Each processor 112 is configured as a control unit that performs overall control of the server 101, and a terminal (not shown) connected to another server 101 or the network 103 via the input / output interface 113 and the network 103, information and data. In addition, it is determined whether or not a failure has occurred in another server 101 by transmitting / receiving a heartbeat signal. Each processor 112 transmits and receives information and data to and from the storage apparatus 102 via the input / output interface 114.

Each storage apparatus 102 includes a plurality of input / output interfaces 141, a controller 142, and a plurality of storage devices 143, and each unit is connected to each other via

internal buses

144 and 145. Each input / output interface 141 is arranged corresponding to each server 101 and connected to the input / output interface 114 of each server 101. Each storage device 143 is arranged corresponding to each server 101. In each storage device 143, data 151 (151-11,..., 151-1N,..., 151-M1,...) To be managed (accessed) by each server 101 is stored in each storage device 143. Stored as file data.

Each controller 142 performs overall control of the entire storage apparatus 102 and responds to an access request (read request or write request) from each server 101 to input / output data (files) to / from the storage area of the designated storage device 143. Control. At this time, a logical unit (LU) that is a management target (access target) of each server 101 is set in the storage area (storage area) of each storage device 143. For example, in the storage area of each storage device 143 corresponding to the server 101 (server 11 to server 1N) belonging to the cluster # 1, LU11 to LU1N are set as logical units LU and belong to the cluster 100 #n. LUM1 to LUMN are set as logical units LU in the storage area of each storage device 143 corresponding to the server 101 (server M1 to server MN).

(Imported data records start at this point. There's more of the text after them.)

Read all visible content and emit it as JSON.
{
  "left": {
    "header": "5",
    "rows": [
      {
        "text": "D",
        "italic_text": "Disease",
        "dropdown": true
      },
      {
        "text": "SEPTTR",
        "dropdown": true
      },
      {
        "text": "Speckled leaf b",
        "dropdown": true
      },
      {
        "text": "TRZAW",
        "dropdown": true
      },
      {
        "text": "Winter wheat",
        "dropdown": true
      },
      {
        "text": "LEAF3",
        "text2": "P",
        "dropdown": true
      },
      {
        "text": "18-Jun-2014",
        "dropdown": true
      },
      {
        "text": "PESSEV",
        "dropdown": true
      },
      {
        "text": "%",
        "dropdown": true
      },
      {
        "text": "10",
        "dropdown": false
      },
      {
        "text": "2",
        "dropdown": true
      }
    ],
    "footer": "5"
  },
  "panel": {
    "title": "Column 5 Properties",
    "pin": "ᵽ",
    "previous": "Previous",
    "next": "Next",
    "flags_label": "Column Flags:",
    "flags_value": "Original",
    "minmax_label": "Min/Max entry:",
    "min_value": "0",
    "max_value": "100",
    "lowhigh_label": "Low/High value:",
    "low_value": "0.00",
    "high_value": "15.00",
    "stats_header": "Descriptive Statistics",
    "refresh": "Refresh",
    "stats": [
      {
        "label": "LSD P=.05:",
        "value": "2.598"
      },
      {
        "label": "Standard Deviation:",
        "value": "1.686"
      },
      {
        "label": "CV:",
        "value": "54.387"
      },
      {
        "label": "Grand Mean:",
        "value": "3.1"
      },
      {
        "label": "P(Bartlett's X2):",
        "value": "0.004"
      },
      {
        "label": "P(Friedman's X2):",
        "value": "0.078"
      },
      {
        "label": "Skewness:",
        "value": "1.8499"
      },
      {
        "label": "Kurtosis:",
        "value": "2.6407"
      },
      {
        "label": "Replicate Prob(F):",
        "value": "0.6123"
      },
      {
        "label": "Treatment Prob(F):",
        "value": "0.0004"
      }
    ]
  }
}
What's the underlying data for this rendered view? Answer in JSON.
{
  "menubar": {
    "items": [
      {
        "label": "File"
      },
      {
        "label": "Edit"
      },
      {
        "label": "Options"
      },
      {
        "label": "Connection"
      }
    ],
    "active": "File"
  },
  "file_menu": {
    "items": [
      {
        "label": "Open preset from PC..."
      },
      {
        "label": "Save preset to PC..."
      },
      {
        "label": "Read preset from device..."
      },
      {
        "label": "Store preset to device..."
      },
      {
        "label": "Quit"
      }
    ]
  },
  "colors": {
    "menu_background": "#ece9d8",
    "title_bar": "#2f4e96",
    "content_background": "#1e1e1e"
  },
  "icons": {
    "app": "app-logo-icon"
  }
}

FIG. 2 is a configuration diagram of the load timing setting information table. In FIG. 2, a load timing setting information table 131 is a table stored in the table storage unit 130 of the file system 123 in each server 101, and manages the timing for loading a plurality of files into the file system 123. The table includes a file name field 131A and a file load designation field 131B.

The file name is a name for specifying each file stored in the file system 123. For example, information of “file 1” is stored in the entry of the file name field 131A. As the file name, a directory name for representing the entire file under a specific directory, or a wild card for indicating a specific file name pattern (a symbol that can be used in place of a character, for example, “*” or “?”). ) May be specified. The file load designation is information for designating the timing for loading each file into the file system 123. In the entry of the file load designation field 131B, for example, when the file 1 or the entire file 3 is loaded into the file system 123 when the program 121 is activated, information of “all loads at activation” is stored. In addition, when part of the file 2 is loaded into the file system 123 when the program 121 is activated, information of “partial load at activation” is stored. Further, when the program 121 accesses the table in the file system 123 for the first time, when loading the entire file 4 into the file system 123, information of “full load at first access” is stored. In addition, when the program 121 accesses the table in the file system 123 for the first time, when loading a part of the file 5 into the file system 123, information of “partial load at first access” is stored.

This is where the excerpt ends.